Investors are intoxicated from the Fed's easy-money liquor in the punchbowl, donning lampshades and dancing on desktops, throwing darts at stock pages. The happy and complacent bulls are willing to buy anything at the ask because everything goes up on central banker largess. The central bankers are the market and this obscene Keynesian spending this year explains why the put/calls stagger along at uber lows with the stock market unable and unwilling to correct lower.

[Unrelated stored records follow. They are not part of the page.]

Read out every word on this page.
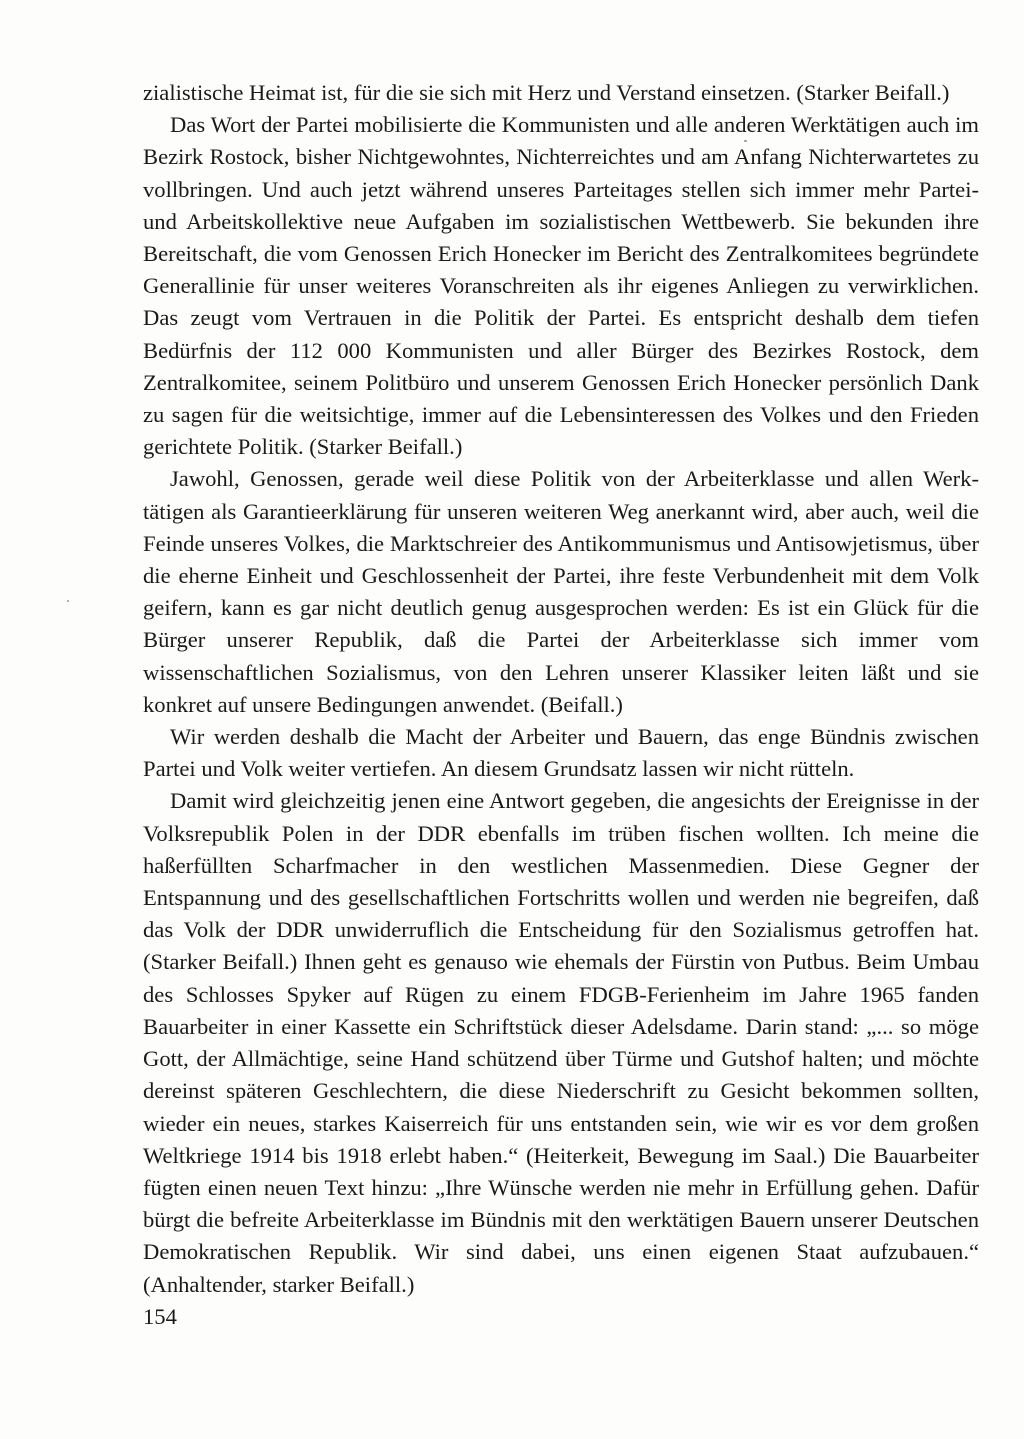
zialistische Heimat ist, für die sie sich mit Herz und Verstand einsetzen. (Starker Beifall.)

Das Wort der Partei mobilisierte die Kommunisten und alle anderen Werktätigen auch im Bezirk Rostock, bisher Nichtgewohntes, Nichterreichtes und am Anfang Nichterwartetes zu vollbringen. Und auch jetzt während unseres Parteitages stellen sich immer mehr Partei- und Arbeitskollektive neue Aufgaben im sozialistischen Wettbewerb. Sie bekunden ihre Bereitschaft, die vom Genossen Erich Honecker im Bericht des Zentralkomitees begründete Generallinie für unser weiteres Voranschreiten als ihr eigenes Anliegen zu verwirklichen. Das zeugt vom Vertrauen in die Politik der Partei. Es entspricht deshalb dem tiefen Bedürfnis der 112 000 Kommunisten und aller Bürger des Bezirkes Rostock, dem Zentralkomitee, seinem Politbüro und unserem Genossen Erich Honecker persönlich Dank zu sagen für die weitsichtige, immer auf die Lebensinteressen des Volkes und den Frieden gerichtete Politik. (Starker Beifall.)

Jawohl, Genossen, gerade weil diese Politik von der Arbeiterklasse und allen Werktätigen als Garantieerklärung für unseren weiteren Weg anerkannt wird, aber auch, weil die Feinde unseres Volkes, die Marktschreier des Antikommunismus und Antisowjetismus, über die eherne Einheit und Geschlossenheit der Partei, ihre feste Verbundenheit mit dem Volk geifern, kann es gar nicht deutlich genug ausgesprochen werden: Es ist ein Glück für die Bürger unserer Republik, daß die Partei der Arbeiterklasse sich immer vom wissenschaftlichen Sozialismus, von den Lehren unserer Klassiker leiten läßt und sie konkret auf unsere Bedingungen anwendet. (Beifall.)

Wir werden deshalb die Macht der Arbeiter und Bauern, das enge Bündnis zwischen Partei und Volk weiter vertiefen. An diesem Grundsatz lassen wir nicht rütteln.

Damit wird gleichzeitig jenen eine Antwort gegeben, die angesichts der Ereignisse in der Volksrepublik Polen in der DDR ebenfalls im trüben fischen wollten. Ich meine die haßerfüllten Scharfmacher in den westlichen Massenmedien. Diese Gegner der Entspannung und des gesellschaftlichen Fortschritts wollen und werden nie begreifen, daß das Volk der DDR unwiderruflich die Entscheidung für den Sozialismus getroffen hat. (Starker Beifall.) Ihnen geht es genauso wie ehemals der Fürstin von Putbus. Beim Umbau des Schlosses Spyker auf Rügen zu einem FDGB-Ferienheim im Jahre 1965 fanden Bauarbeiter in einer Kassette ein Schriftstück dieser Adelsdame. Darin stand: „... so möge Gott, der Allmächtige, seine Hand schützend über Türme und Gutshof halten; und möchte dereinst späteren Geschlechtern, die diese Niederschrift zu Gesicht bekommen sollten, wieder ein neues, starkes Kaiserreich für uns entstanden sein, wie wir es vor dem großen Weltkriege 1914 bis 1918 erlebt haben.“ (Heiterkeit, Bewegung im Saal.) Die Bauarbeiter fügten einen neuen Text hinzu: „Ihre Wünsche werden nie mehr in Erfüllung gehen. Dafür bürgt die befreite Arbeiterklasse im Bündnis mit den werktätigen Bauern unserer Deutschen Demokratischen Republik. Wir sind dabei, uns einen eigenen Staat aufzubauen.“ (Anhaltender, starker Beifall.)

154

Of course all good things come to an end and the put/calls are going to want to extract their pound of market flesh. Stocks are typically bullish into the FOMC meeting which is Tuesday and Wednesday so if the bears want to flex their muscles, they need to start now. Either a big 40 to 100-point reversal in the SPX occurs now through, say Monday, or, it will be kicked down the road to perhaps the last week of this month or early April. Be cautious, however, and do not be greedy. If you have profits on some VST long trades, take the money, since those put/calls are likely going to whack stocks at anytime forward. This information is for educational and entertainment purposes only. Do not invest based on anything you read or view here. Consult your financial advisor before making any investment decision.